Ué, parece que não saí dessa prisão aí... 

Quando eu encontro um ponto de equilíbrio nessa loucura toda, e estabeleço um limite que sequer sei se dou conta de cumprir, já que fui "treinada" para ceder até exaurir toda e qualquer força, vem uma cobrança... outra pessoa teria sido "autorizada" a surtar, mas eu não: não tenho esse direito.

Você sabe o que é viver sob o fio da navalha? Pois é, pode até saber... mas certamente não tem uma plateia esperando [e torcendo] por um passo em falso. Você consegue ouvir os cochichos? Eu sim.

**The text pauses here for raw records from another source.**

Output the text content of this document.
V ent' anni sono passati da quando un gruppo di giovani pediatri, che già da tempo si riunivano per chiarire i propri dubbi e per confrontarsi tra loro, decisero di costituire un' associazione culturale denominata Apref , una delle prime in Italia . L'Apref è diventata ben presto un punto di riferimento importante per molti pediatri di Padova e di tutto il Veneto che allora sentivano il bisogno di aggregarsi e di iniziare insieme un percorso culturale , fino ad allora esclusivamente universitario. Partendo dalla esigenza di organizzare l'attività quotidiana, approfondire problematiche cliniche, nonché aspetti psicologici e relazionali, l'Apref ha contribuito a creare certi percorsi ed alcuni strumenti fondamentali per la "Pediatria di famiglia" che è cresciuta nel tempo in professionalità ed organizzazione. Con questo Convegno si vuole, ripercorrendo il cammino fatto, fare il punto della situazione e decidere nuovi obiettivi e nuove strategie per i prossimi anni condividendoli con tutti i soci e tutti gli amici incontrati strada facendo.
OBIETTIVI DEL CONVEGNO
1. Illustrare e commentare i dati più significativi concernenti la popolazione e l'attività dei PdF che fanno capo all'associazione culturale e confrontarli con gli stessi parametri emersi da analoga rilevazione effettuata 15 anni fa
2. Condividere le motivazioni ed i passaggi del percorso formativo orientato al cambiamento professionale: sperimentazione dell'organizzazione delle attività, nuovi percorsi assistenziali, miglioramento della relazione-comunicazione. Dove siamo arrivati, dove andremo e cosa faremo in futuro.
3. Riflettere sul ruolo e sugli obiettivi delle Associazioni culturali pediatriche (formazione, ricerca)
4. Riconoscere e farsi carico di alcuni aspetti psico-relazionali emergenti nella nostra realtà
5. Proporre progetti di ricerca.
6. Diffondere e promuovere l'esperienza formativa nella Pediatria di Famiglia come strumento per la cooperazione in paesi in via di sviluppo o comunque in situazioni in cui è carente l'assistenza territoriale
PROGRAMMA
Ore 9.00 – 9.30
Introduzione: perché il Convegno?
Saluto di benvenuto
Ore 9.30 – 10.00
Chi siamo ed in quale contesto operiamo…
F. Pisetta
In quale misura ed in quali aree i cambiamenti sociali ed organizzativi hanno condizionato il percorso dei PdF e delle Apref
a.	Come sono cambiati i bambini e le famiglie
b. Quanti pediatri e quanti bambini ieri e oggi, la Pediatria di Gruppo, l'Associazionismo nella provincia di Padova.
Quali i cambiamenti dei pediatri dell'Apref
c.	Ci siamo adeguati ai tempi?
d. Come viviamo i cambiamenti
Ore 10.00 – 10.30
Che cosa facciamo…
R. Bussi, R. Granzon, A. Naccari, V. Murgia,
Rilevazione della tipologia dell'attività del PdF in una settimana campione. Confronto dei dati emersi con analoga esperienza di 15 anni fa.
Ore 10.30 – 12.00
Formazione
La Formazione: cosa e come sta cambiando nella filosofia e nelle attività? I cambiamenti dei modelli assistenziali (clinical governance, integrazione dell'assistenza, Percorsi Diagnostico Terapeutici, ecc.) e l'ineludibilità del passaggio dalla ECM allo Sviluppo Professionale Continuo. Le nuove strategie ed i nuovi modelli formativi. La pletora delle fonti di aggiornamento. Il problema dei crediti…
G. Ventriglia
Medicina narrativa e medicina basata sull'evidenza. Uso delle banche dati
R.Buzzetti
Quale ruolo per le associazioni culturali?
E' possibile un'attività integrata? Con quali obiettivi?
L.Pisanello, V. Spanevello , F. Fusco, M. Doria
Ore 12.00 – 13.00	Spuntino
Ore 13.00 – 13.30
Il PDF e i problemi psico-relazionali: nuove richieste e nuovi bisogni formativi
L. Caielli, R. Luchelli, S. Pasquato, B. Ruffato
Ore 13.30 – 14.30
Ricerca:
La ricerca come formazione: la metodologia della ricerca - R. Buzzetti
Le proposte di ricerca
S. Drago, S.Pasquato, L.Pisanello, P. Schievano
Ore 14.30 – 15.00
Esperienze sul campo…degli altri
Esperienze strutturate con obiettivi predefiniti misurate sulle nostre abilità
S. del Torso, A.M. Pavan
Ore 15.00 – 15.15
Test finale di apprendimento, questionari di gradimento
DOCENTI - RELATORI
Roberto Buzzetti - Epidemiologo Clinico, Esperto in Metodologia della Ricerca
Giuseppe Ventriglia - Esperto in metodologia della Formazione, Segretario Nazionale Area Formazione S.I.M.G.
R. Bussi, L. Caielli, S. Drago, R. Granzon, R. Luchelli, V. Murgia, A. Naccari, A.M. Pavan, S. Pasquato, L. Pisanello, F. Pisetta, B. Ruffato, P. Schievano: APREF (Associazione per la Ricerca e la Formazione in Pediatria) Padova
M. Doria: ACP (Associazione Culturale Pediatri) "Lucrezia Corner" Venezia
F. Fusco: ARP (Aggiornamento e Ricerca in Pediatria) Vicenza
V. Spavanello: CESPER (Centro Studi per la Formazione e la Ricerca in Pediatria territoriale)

A sensação que me consome é a de que esperam de mim que eu me coloque em último lugar na fila das prioridades, cedendo sempre o lugar para o próximo que chegar, de modo que eu permaneça na rabeira, entende? 

E enquanto aguardo as cenas dos próximos espetáculos do circo da minha vida, a música da Pink:

Mistreated, misplaced, missunderstood
Mal tratada, deslocada, mal compreendida

Miss know it, it's all good
Sabichona, tá tudo bem

It didn't slow me down
Mas isso não me parou

Mistaken, always second guessing
Errada, sempre em dúvida

Underestimated, look I'm still around
Subestimada, olha ainda estou por aqui

Welcome to my life. But you still know nothing.

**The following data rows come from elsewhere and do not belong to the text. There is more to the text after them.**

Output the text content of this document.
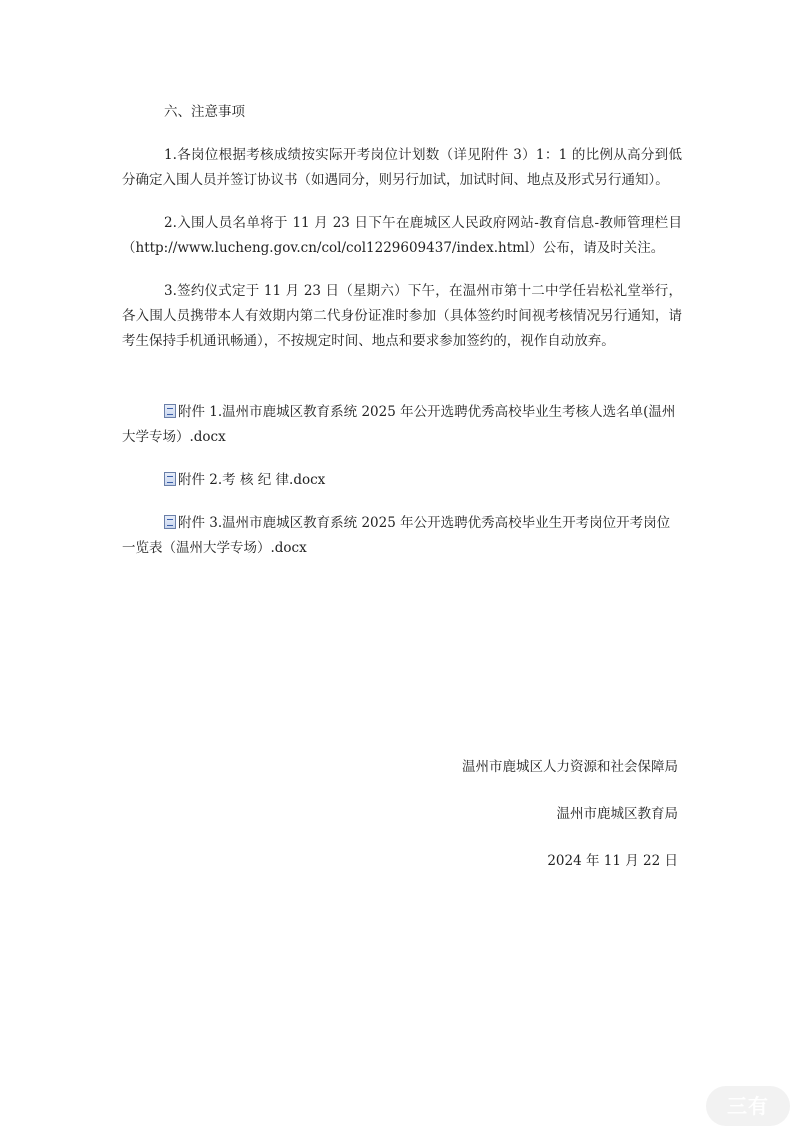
六、注意事项

1.各岗位根据考核成绩按实际开考岗位计划数（详见附件 3）1：1 的比例从高分到低分确定入围人员并签订协议书（如遇同分，则另行加试，加试时间、地点及形式另行通知）。

2.入围人员名单将于 11 月 23 日下午在鹿城区人民政府网站-教育信息-教师管理栏目（http://www.lucheng.gov.cn/col/col1229609437/index.html）公布，请及时关注。

3.签约仪式定于 11 月 23 日（星期六）下午，在温州市第十二中学任岩松礼堂举行，各入围人员携带本人有效期内第二代身份证准时参加（具体签约时间视考核情况另行通知，请考生保持手机通讯畅通），不按规定时间、地点和要求参加签约的，视作自动放弃。

附件 1.温州市鹿城区教育系统 2025 年公开选聘优秀高校毕业生考核人选名单(温州大学专场）.docx

附件 2.考 核 纪 律.docx

附件 3.温州市鹿城区教育系统 2025 年公开选聘优秀高校毕业生开考岗位开考岗位一览表（温州大学专场）.docx

温州市鹿城区人力资源和社会保障局

温州市鹿城区教育局

2024 年 11 月 22 日

三有
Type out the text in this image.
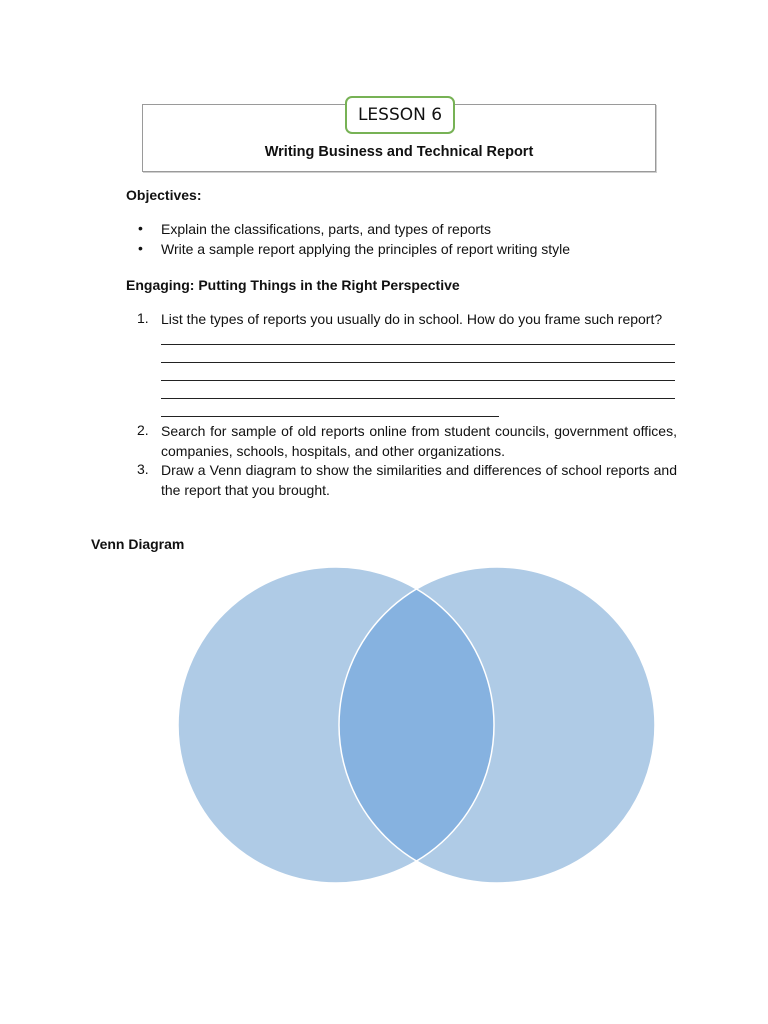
LESSON 6
Writing Business and Technical Report
Objectives:
• Explain the classifications, parts, and types of reports
• Write a sample report applying the principles of report writing style
Engaging: Putting Things in the Right Perspective
1. List the types of reports you usually do in school. How do you frame such report?
2. Search for sample of old reports online from student councils, government offices, companies, schools, hospitals, and other organizations.
3. Draw a Venn diagram to show the similarities and differences of school reports and the report that you brought.
Venn Diagram
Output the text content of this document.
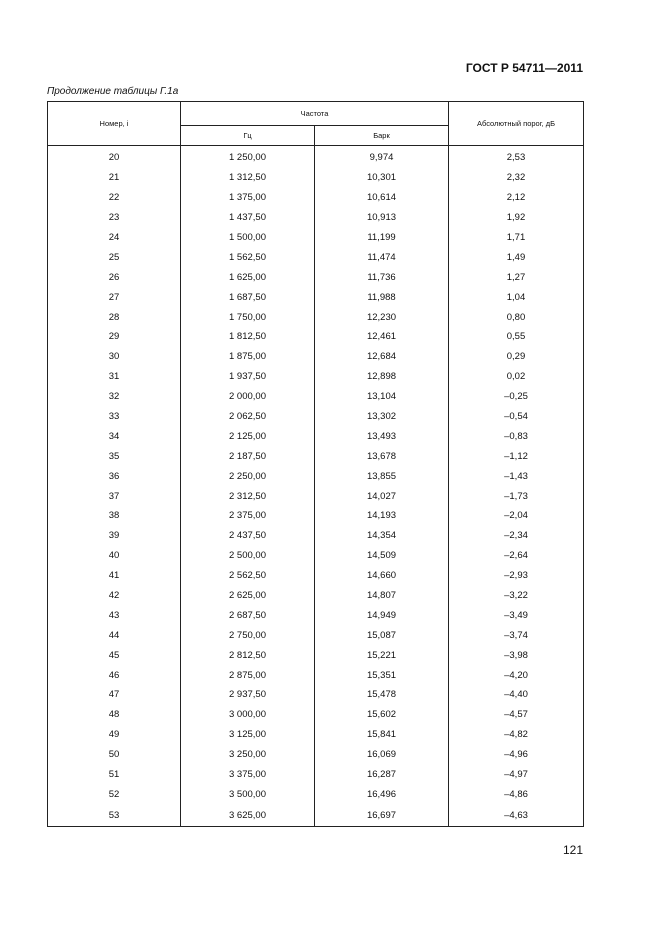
ГОСТ Р 54711—2011
Продолжение таблицы Г.1а
Номер, i	Частота		Абсолютный порог, дБ
	Гц	Барк	
20	1 250,00	9,974	2,53
21	1 312,50	10,301	2,32
22	1 375,00	10,614	2,12
23	1 437,50	10,913	1,92
24	1 500,00	11,199	1,71
25	1 562,50	11,474	1,49
26	1 625,00	11,736	1,27
27	1 687,50	11,988	1,04
28	1 750,00	12,230	0,80
29	1 812,50	12,461	0,55
30	1 875,00	12,684	0,29
31	1 937,50	12,898	0,02
32	2 000,00	13,104	–0,25
33	2 062,50	13,302	–0,54
34	2 125,00	13,493	–0,83
35	2 187,50	13,678	–1,12
36	2 250,00	13,855	–1,43
37	2 312,50	14,027	–1,73
38	2 375,00	14,193	–2,04
39	2 437,50	14,354	–2,34
40	2 500,00	14,509	–2,64
41	2 562,50	14,660	–2,93
42	2 625,00	14,807	–3,22
43	2 687,50	14,949	–3,49
44	2 750,00	15,087	–3,74
45	2 812,50	15,221	–3,98
46	2 875,00	15,351	–4,20
47	2 937,50	15,478	–4,40
48	3 000,00	15,602	–4,57
49	3 125,00	15,841	–4,82
50	3 250,00	16,069	–4,96
51	3 375,00	16,287	–4,97
52	3 500,00	16,496	–4,86
53	3 625,00	16,697	–4,63
121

quarta-feira, 25 de maio de 2016

Sobre o intangível e a esperança

Há tantas ponderações sobre a porção intangível da minha vida, que possivelmente nem em três encarnações subsequentes eu seria capaz de [re]avaliar tudo. Os fatos falam por si, e não há como negar que a minha "programação" incluía isso

Não sei dizer ao certo quando eu resolvi, só sei que finquei pé, e não fui demovida da ideia de ir contra o mundo para sustentar essa decisão. Lá pelas tantas, bem próximo da linha de chegada, eu quis parar e olhar a paisagem do caminho, recuperar o fôlego, mudar a rota, sei lá... eu só queria parar, desistir. Incentivada a prosseguir, rompi a faixa e venci a primeira etapa da corrida.

Ainda desnorteada, sem qualquer certeza sobre o que viria a seguir, eu me deixei conduzir pelo fluxo... o que para muitos era uma meta a ser atingida, uma questão de vida ou morte, para mim era só uma etapa a cumprir, pro forma. Creio que tenha sido nesse exato instante que eu senti o peso das expectativas alheias; de joelhos, sustentando o insustentável, percebi que não havia volta. E não houve, da fato. O rio segue para o mar, não é verdade?

Contudo, a matemática "divina" provou que dois-mais-dois-são-quatro, e o nome na lista chancelou o destino, aquilo de que eu [já] me dei conta de que nunca conseguirei escapar. São tantos chamados, incontáveis vozes, e a corrente segue presa ao tornozelo; não há como me desvencilhar daquilo que estava escrito.

Obviamente, e fitando a hipocrisia sorrindo enquanto escrevo essas linhas, nem tudo foi só sangue e ferida; há sorrisos nessa história, assim como espólios dessa guerra que perdura há 11 anos. Rego, diariamente, a esperança de que esse ciclo de expiação se encerre; ou que eu ressignifique tudo isso, e descubra um afeto escondido nos recônditos de minh'alma, vivendo todos os dias até o fim da vida, contente por não ter sido capaz de desistir. 

Enquanto os ventos não mudam, eu agradeço a Deus; porque fé é isso, né? Crer naquilo que [ainda] não se vê.